Key applications and use cases of blockchain in radio frequency (RF) and telecom are:
Dynamic spectrum management (DSM)
In classical industrial applications, the radio and telecom spectrum is allocated and distributed by government bodies in fixed blocks (FM radio/LTE/4G/5G bands). This may be inefficient because of the huge traffic and load involved. A blockchain-based solution provides a decentralised ledger without any centralised controller, which acts as a real-time database for dynamic spectrum evaluation, distribution and spectrum access systems (SAS).
Decentralised wireless networks (DeWi) and decentralised antenna design:
This is a high performance and real-world application with the integration of decentralised antenna design. Rather than using proof of work (as in Bitcoin), these networks can use radio frequency (RF) and IoT signals to analyse in a dynamic format that a particular hotspot is providing good coverage in a specific location or geographic area.
Secure identity and authentication with radio fingerprinting
Spoofing is a major risk in software defined radio (SDR), telecom units, military deployments and cognitive radio environments. Radio fingerprinting can be used to associate radio transmitters with a unique hardware fingerprint. This helps to avoid and push back unauthorised phantom stations in secured networks.
6G technology and automated resource trading
As the world moves towards 6G deployments, millions of edge devices and micro-cells will coexist leading to issues of congestion, clashing, crushing of signals, and so on. By using blockchain-based smart contracts, a drone or device can autonomously fetch a few minutes of high-bandwidth radio frequency (RF) spectrum (deployed on a ground station) using a blockchain integrated digital wallet, executing the payment with the instant frequency handoff.
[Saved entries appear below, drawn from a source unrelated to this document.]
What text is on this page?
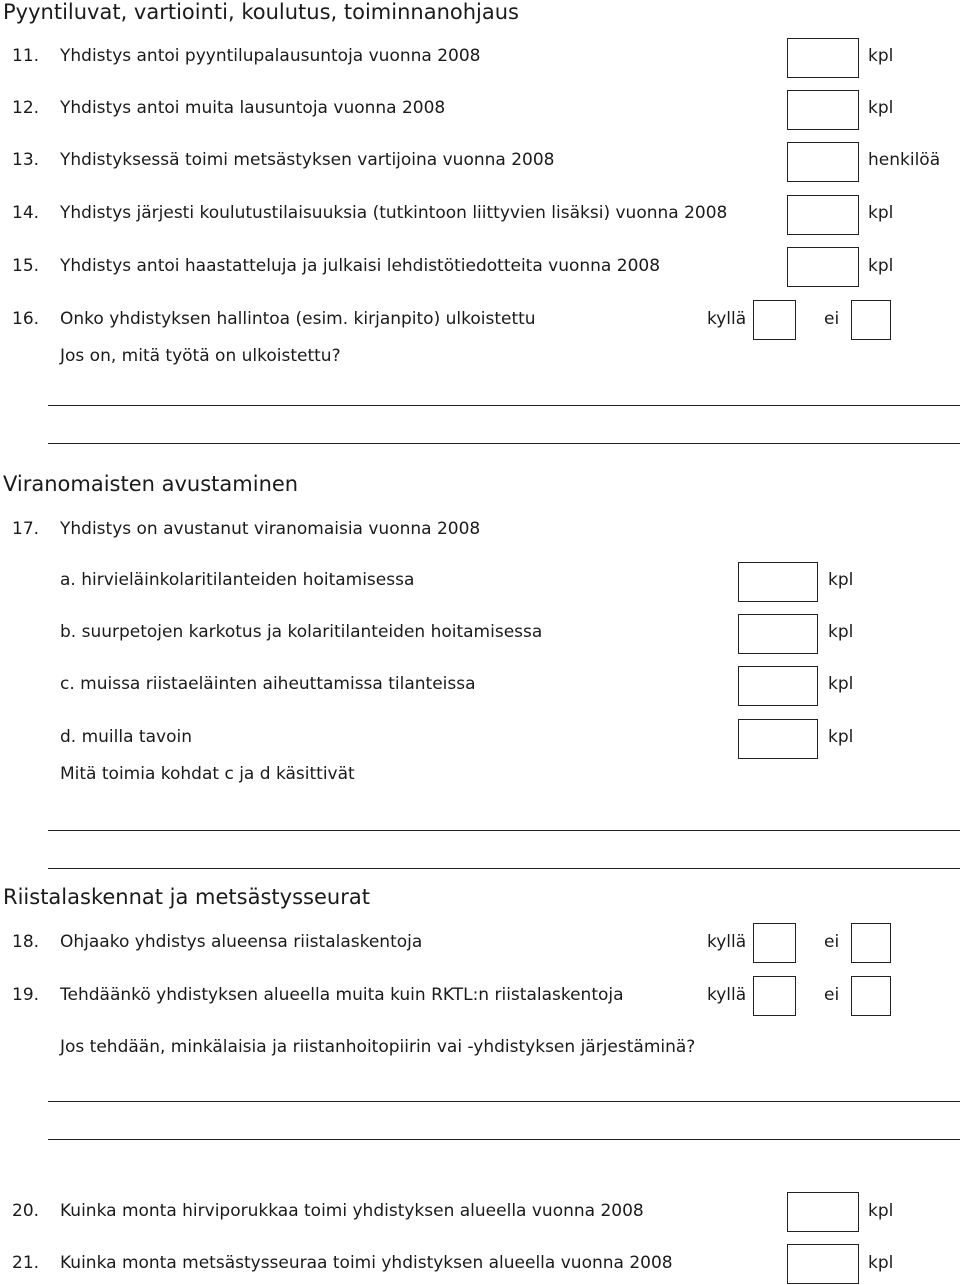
Pyyntiluvat, vartiointi, koulutus, toiminnanohjaus
11. Yhdistys antoi pyyntilupalausuntoja vuonna 2008	kpl
12. Yhdistys antoi muita lausuntoja vuonna 2008	kpl
13. Yhdistyksessä toimi metsästyksen vartijoina vuonna 2008	henkilöä
14. Yhdistys järjesti koulutustilaisuuksia (tutkintoon liittyvien lisäksi) vuonna 2008	kpl
15. Yhdistys antoi haastatteluja ja julkaisi lehdistötiedotteita vuonna 2008	kpl
16. Onko yhdistyksen hallintoa (esim. kirjanpito) ulkoistettu	kyllä	ei
Jos on, mitä työtä on ulkoistettu?
Viranomaisten avustaminen
17. Yhdistys on avustanut viranomaisia vuonna 2008
a. hirvieläinkolaritilanteiden hoitamisessa	kpl
b. suurpetojen karkotus ja kolaritilanteiden hoitamisessa	kpl
c. muissa riistaeläinten aiheuttamissa tilanteissa	kpl
d. muilla tavoin	kpl
Mitä toimia kohdat c ja d käsittivät
Riistalaskennat ja metsästysseurat
18. Ohjaako yhdistys alueensa riistalaskentoja	kyllä	ei
19. Tehdäänkö yhdistyksen alueella muita kuin RKTL:n riistalaskentoja	kyllä	ei
Jos tehdään, minkälaisia ja riistanhoitopiirin vai -yhdistyksen järjestäminä?
20. Kuinka monta hirviporukkaa toimi yhdistyksen alueella vuonna 2008	kpl
21. Kuinka monta metsästysseuraa toimi yhdistyksen alueella vuonna 2008	kpl
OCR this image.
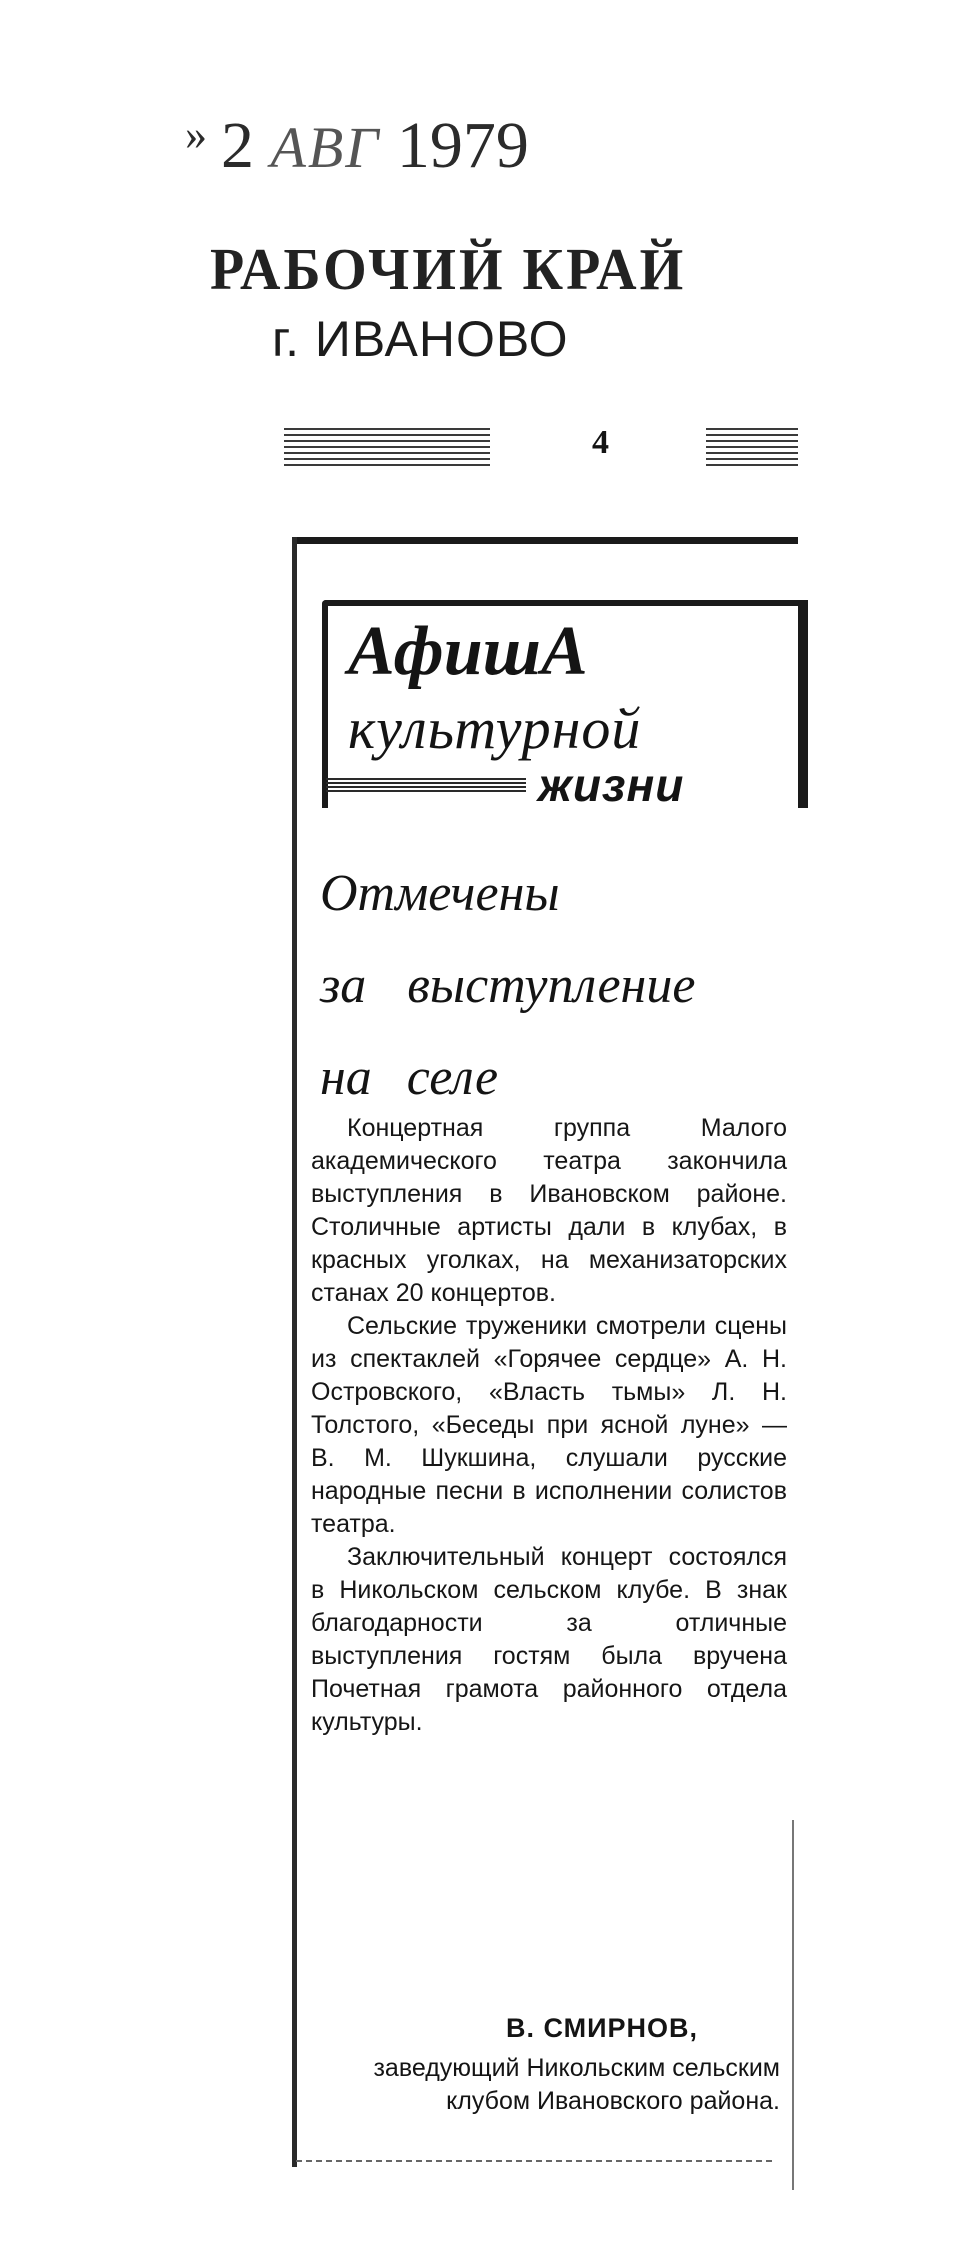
» 2 АВГ 1979
РАБОЧИЙ КРАЙ
г. ИВАНОВО
4
АфишА
культурной
жизни
Отмечены
за выступление
на селе

Концертная группа Малого академического театра закончила выступления в Ивановском районе. Столичные артисты дали в клубах, в красных уголках, на механизаторских станах 20 концертов.

Сельские труженики смотрели сцены из спектаклей «Горячее сердце» А. Н. Островского, «Власть тьмы» Л. Н. Толстого, «Беседы при ясной луне» — В. М. Шукшина, слушали русские народные песни в исполнении солистов театра.

Заключительный концерт состоялся в Никольском сельском клубе. В знак благодарности за отличные выступления гостям была вручена Почетная грамота районного отдела культуры.

В. СМИРНОВ,
заведующий Никольским сельским клубом Ивановского района.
Table 2: Key features of 4nec2 simulator
| Smith chart | Time and frequency analysis | Time plot |
| Impedance matching | Linear far-field plot | Gain, F/B and F/R ratio |
| 3D near-field pattern | 3D viewer | Area coverage |
| Compare patterns | Current distribution | Current distribution |
| Distance plot | FF surface plot | Far-field pattern |
| Field analytics | Optimiser window | Geometry edit |
| Geometry builder | NEC editor | Helix model |
| SWR for freq-sweep | Search space | Ship model |
Implementation of DeWi and decentralised antenna design
Rather than millions of towers under one company, in blockchain-based decentralised solutions the dedicated small node is in each home with the option to share the resources and bandwidth on demand or dynamically.

GNU Radio (Figure 2) can be used for simulating radio signal analytics when the blockchain is being integrated. It is available as a free and open source platform on https://www.gnuradio.org. Its implementations include 2G, 3G, 4G, LTE, RFID, and 5G.
Decentralised antenna design is a key research area in Cell Free Massive MIMO (CF-mMIMO). In general implementations, there is a specific antenna connected to the devices. In blockchain-based decentralised antennas, multiple nodes at multiple locations coordinate with each other to provide the signals.
A decentralised antenna can be simulated using the 4nec2 simulator that is available under free and open source distribution at https://www.qsl.net/4nec2/. The results of the simulation on 4nec2 help predict the outcomes of blockchain-based decentralised antenna design.
Free and open source simulators can be used by researchers for decentralised scenarios so that blockchain-based implementations can be analysed before deployment on site.